Там, где Достоевский видит пример самопожертвования благороднейшей души, я вижу попытку укрывательства казнокрада и покрывания убийцы. А ещё — беззастенчивую эксплуатацию широких народных масс и эгоистическое стремление спасти свой, аномально высокий для здешнего «святорусского социума», личный уровень потребления.
Батя её — вор. Причём самого наипоганейшего типа. Выдавливая из крестьян серебрушки, он использует для этого государственный налоговый пресс, государственную систему управления. Использует иллюзии людей в части патриотизма, преданности государю, их стремление к законности, порядку. К — «жить нормально».
Грубо говоря, люди скидываются на общее дело, на общие нужды. А он «общее» — превращает в своё частное.
На этом ворованном — вырос сей прекрасный, едва ли начавший распускаться бутон. Полный девической невинности и чистоты… Великолепно применяющий обширный набор грубых ругательств. Набитый собственным изначальным, прирождённым, с пелёнок взлелеянным, превосходством над всяким простонародьем, смердством, быдлом… Над народом русским. Воспитанный в сословной спеси: в боярской гордости, «в величии великодушия и благородства». У крестьянок этого гонора нет — им надо работать, им надо кормить детей, крутить эти варварские ручные мельницы… И — платить налоги. Которые потрачены, в том числе, на выращивание вот этого… «тюльпана в юбке».
Эта девица — «кровосос второго порядка». Она — из бенефициариев воровства. Она существует и процветает за счёт своего отца. Который казнокрад и махинатор.
Почему Фёдор Михайлович, при всей своей любви к морализаторству, к возвеличиванию православия и русского народа, весьма нейтрально относится к казнокрадству? Которое и состоит в обворовывании именно русских православных? Не знаю…
Не думаю, что Катерина — непосредственная соучастница сделок папашки, но её существование, образ жизни, внешность, осанка, здоровье, тряпки и украшения… — от краденного.

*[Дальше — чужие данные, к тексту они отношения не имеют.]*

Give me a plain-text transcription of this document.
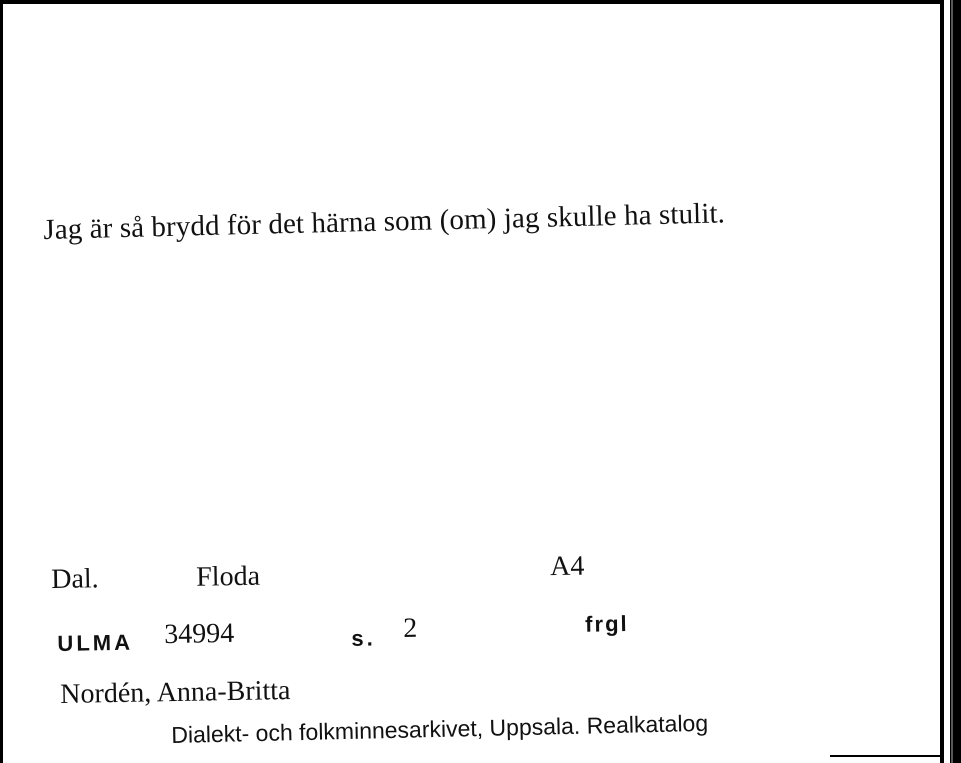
Jag är så brydd för det härna som (om) jag skulle ha stulit.
Dal.	Floda	A4
ULMA 34994	s. 2	frgl
Nordén, Anna-Britta
Dialekt- och folkminnesarkivet, Uppsala. Realkatalog
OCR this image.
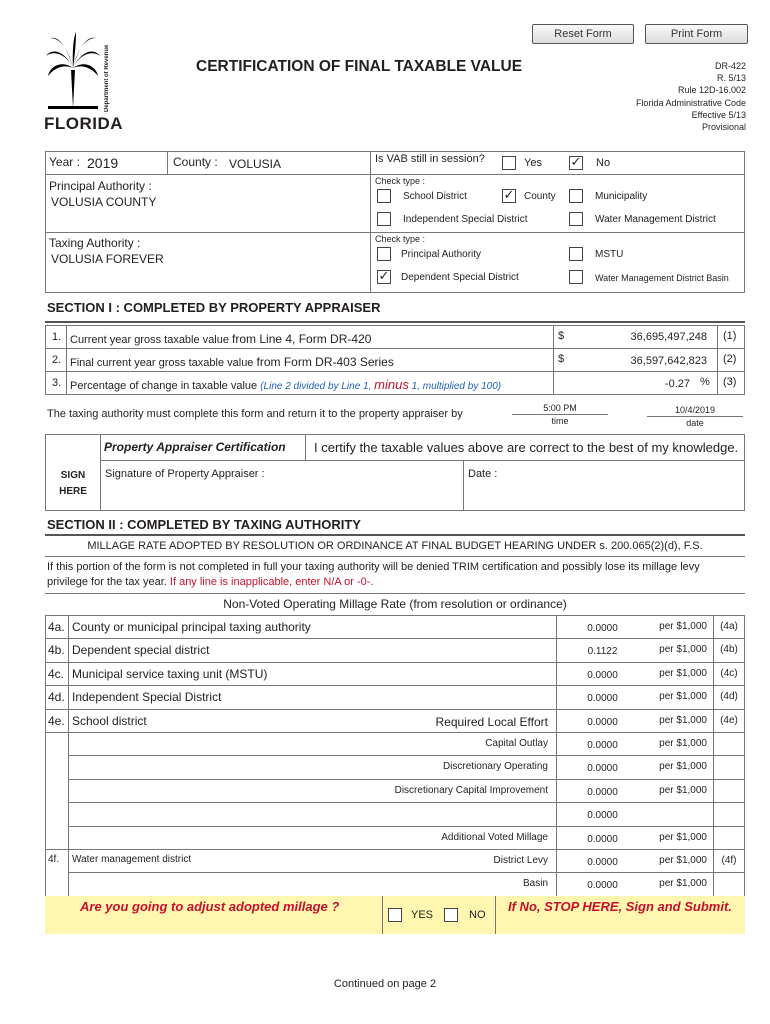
Reset Form	Print Form
Department of Revenue
FLORIDA
CERTIFICATION OF FINAL TAXABLE VALUE	DR-422
R. 5/13
Rule 12D-16.002
Florida Administrative Code
Effective 5/13
Provisional
Year : 2019	County : VOLUSIA	Is VAB still in session?	Yes ✓ No
Principal Authority :
VOLUSIA COUNTY
Check type :
School District	✓ County	Municipality
Independent Special District	Water Management District
Taxing Authority :
VOLUSIA FOREVER
Check type :
Principal Authority	MSTU
✓ Dependent Special District	Water Management District Basin
SECTION I : COMPLETED BY PROPERTY APPRAISER
1. Current year gross taxable value from Line 4, Form DR-420	$	36,695,497,248 (1)
2. Final current year gross taxable value from Form DR-403 Series	$	36,597,642,823 (2)
3. Percentage of change in taxable value (Line 2 divided by Line 1, minus 1, multiplied by 100)	-0.27 % (3)
The taxing authority must complete this form and return it to the property appraiser by	5:00 PM
time
10/4/2019
date
Property Appraiser Certification I certify the taxable values above are correct to the best of my knowledge.
SIGN
HERE
Signature of Property Appraiser :	Date :
SECTION II : COMPLETED BY TAXING AUTHORITY
MILLAGE RATE ADOPTED BY RESOLUTION OR ORDINANCE AT FINAL BUDGET HEARING UNDER s. 200.065(2)(d), F.S.
If this portion of the form is not completed in full your taxing authority will be denied TRIM certification and possibly lose its millage levy privilege for the tax year. If any line is inapplicable, enter N/A or -0-.
Non-Voted Operating Millage Rate (from resolution or ordinance)
4a. County or municipal principal taxing authority	0.0000	per $1,000	(4a)
4b. Dependent special district	0.1122	per $1,000	(4b)
4c. Municipal service taxing unit (MSTU)	0.0000	per $1,000	(4c)
4d. Independent Special District	0.0000	per $1,000	(4d)
4e. School district	Required Local Effort	0.0000	per $1,000	(4e)
Capital Outlay	0.0000	per $1,000
Discretionary Operating	0.0000	per $1,000
Discretionary Capital Improvement	0.0000	per $1,000
0.0000
Additional Voted Millage	0.0000	per $1,000
4f. Water management district	District Levy	0.0000	per $1,000	(4f)
Basin	0.0000	per $1,000
Are you going to adjust adopted millage ?
YES	NO
If No, STOP HERE, Sign and Submit.
Continued on page 2
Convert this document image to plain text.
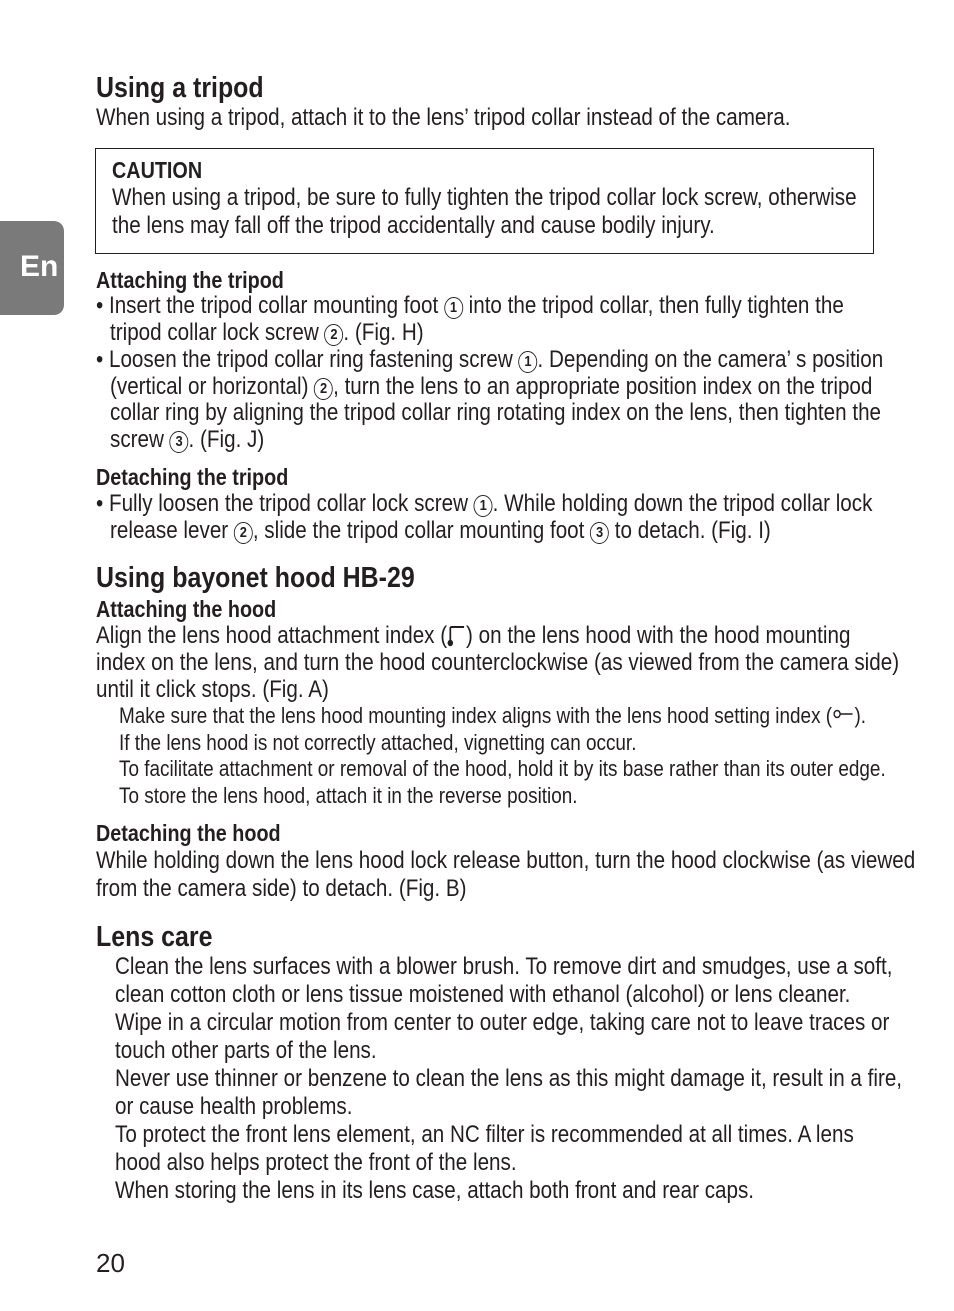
En
Using a tripod
When using a tripod, attach it to the lens’ tripod collar instead of the camera.
CAUTION
When using a tripod, be sure to fully tighten the tripod collar lock screw, otherwise
the lens may fall off the tripod accidentally and cause bodily injury.
Attaching the tripod
• Insert the tripod collar mounting foot 1 into the tripod collar, then fully tighten the
tripod collar lock screw 2 . (Fig. H)
• Loosen the tripod collar ring fastening screw 1 . Depending on the camera’ s position
(vertical or horizontal) 2 , turn the lens to an appropriate position index on the tripod
collar ring by aligning the tripod collar ring rotating index on the lens, then tighten the
screw 3 . (Fig. J)
Detaching the tripod
• Fully loosen the tripod collar lock screw 1 . While holding down the tripod collar lock
release lever 2 , slide the tripod collar mounting foot 3 to detach. (Fig. I)
Using bayonet hood HB-29
Attaching the hood
Align the lens hood attachment index ( ) on the lens hood with the hood mounting
index on the lens, and turn the hood counterclockwise (as viewed from the camera side)
until it click stops. (Fig. A)
Make sure that the lens hood mounting index aligns with the lens hood setting index ( ).
If the lens hood is not correctly attached, vignetting can occur.
To facilitate attachment or removal of the hood, hold it by its base rather than its outer edge.
To store the lens hood, attach it in the reverse position.
Detaching the hood
While holding down the lens hood lock release button, turn the hood clockwise (as viewed
from the camera side) to detach. (Fig. B)
Lens care
Clean the lens surfaces with a blower brush. To remove dirt and smudges, use a soft,
clean cotton cloth or lens tissue moistened with ethanol (alcohol) or lens cleaner.
Wipe in a circular motion from center to outer edge, taking care not to leave traces or
touch other parts of the lens.
Never use thinner or benzene to clean the lens as this might damage it, result in a fire,
or cause health problems.
To protect the front lens element, an NC filter is recommended at all times. A lens
hood also helps protect the front of the lens.
When storing the lens in its lens case, attach both front and rear caps.
20
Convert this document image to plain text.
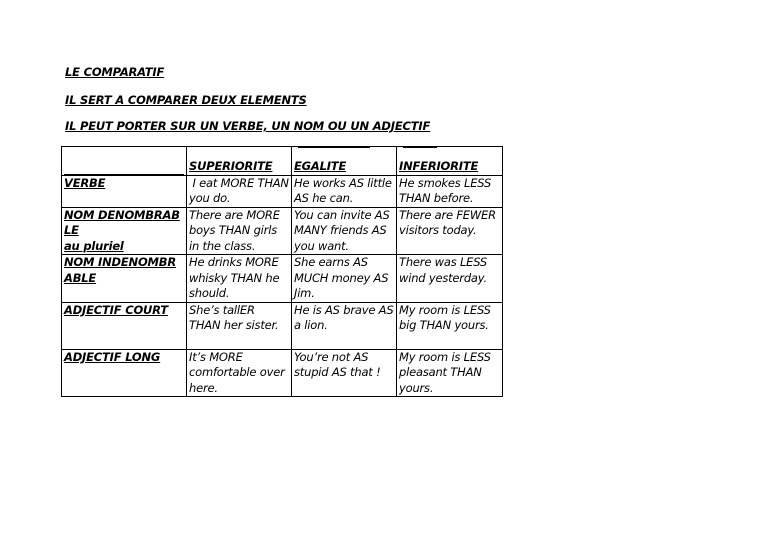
LE COMPARATIF
IL SERT A COMPARER DEUX ELEMENTS
IL PEUT PORTER SUR UN VERBE, UN NOM OU UN ADJECTIF

	SUPERIORITE	EGALITE	INFERIORITE

VERBE	I eat MORE THAN you do.	He works AS little AS he can.	He smokes LESS THAN before.

NOM DENOMBRABLE
au pluriel	There are MORE boys THAN girls in the class.	You can invite AS MANY friends AS you want.	There are FEWER visitors today.
NOM INDENOMBRABLE	He drinks MORE whisky THAN he should.	She earns AS MUCH money AS Jim.	There was LESS wind yesterday.
ADJECTIF COURT	She’s tallER THAN her sister.	He is AS brave AS a lion.	My room is LESS big THAN yours.
ADJECTIF LONG	It’s MORE comfortable over here.	You’re not AS stupid AS that !	My room is LESS pleasant THAN yours.
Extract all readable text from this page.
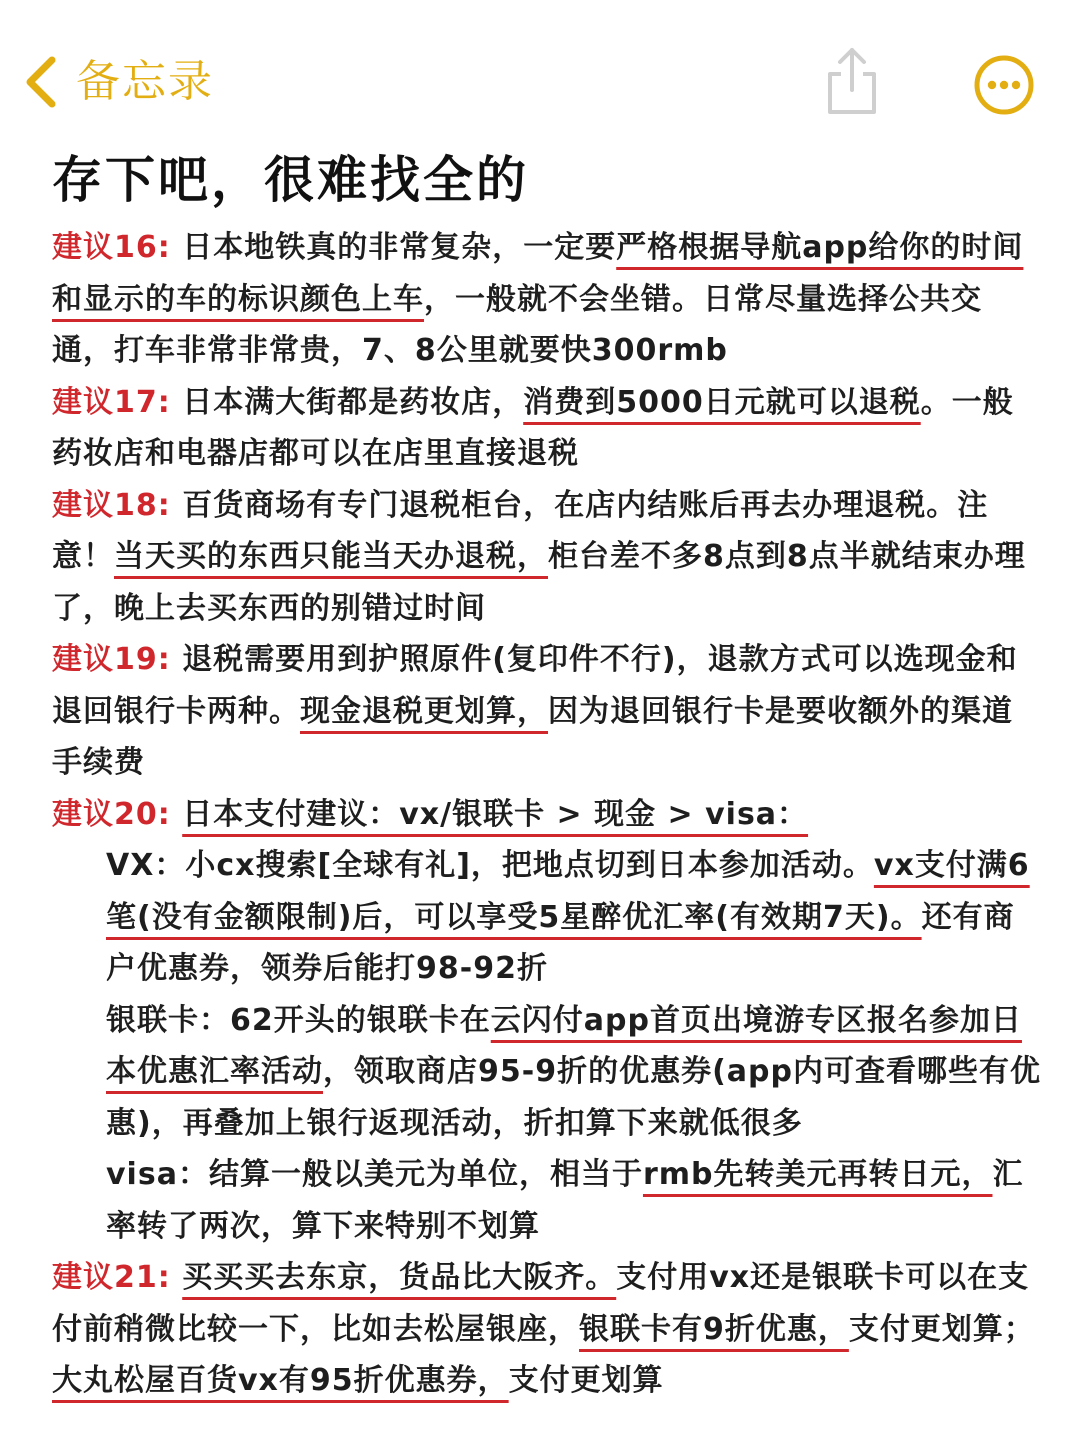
备忘录
存下吧，很难找全的

建议16: 日本地铁真的非常复杂，一定要严格根据导航app给你的时间和显示的车的标识颜色上车，一般就不会坐错。日常尽量选择公共交通，打车非常非常贵，7、8公里就要快300rmb

建议17: 日本满大街都是药妆店，消费到5000日元就可以退税。一般药妆店和电器店都可以在店里直接退税

建议18: 百货商场有专门退税柜台，在店内结账后再去办理退税。注意！当天买的东西只能当天办退税，柜台差不多8点到8点半就结束办理了，晚上去买东西的别错过时间

建议19: 退税需要用到护照原件(复印件不行)，退款方式可以选现金和退回银行卡两种。现金退税更划算，因为退回银行卡是要收额外的渠道手续费

建议20: 日本支付建议：vx/银联卡 > 现金 > visa：

VX：小cx搜索[全球有礼]，把地点切到日本参加活动。vx支付满6笔(没有金额限制)后，可以享受5星醉优汇率(有效期7天)。还有商户优惠券，领券后能打98-92折

银联卡：62开头的银联卡在云闪付app首页出境游专区报名参加日本优惠汇率活动，领取商店95-9折的优惠券(app内可查看哪些有优惠)，再叠加上银行返现活动，折扣算下来就低很多

visa：结算一般以美元为单位，相当于rmb先转美元再转日元，汇率转了两次，算下来特别不划算

建议21: 买买买去东京，货品比大阪齐。支付用vx还是银联卡可以在支付前稍微比较一下，比如去松屋银座，银联卡有9折优惠，支付更划算；大丸松屋百货vx有95折优惠券，支付更划算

Теперь, когда возникла опасность, что прежнее безбедное существование прекратиться — она кинулась его спасать. Себя — прежде всего. Ну, и папеньку своего, как неиссякаемый источник всякого «вкусного и сладкого». Включая «выгодную партию» — брак со старым мерзким казначеем, гарантирующий дальнейшее «благородное» существование.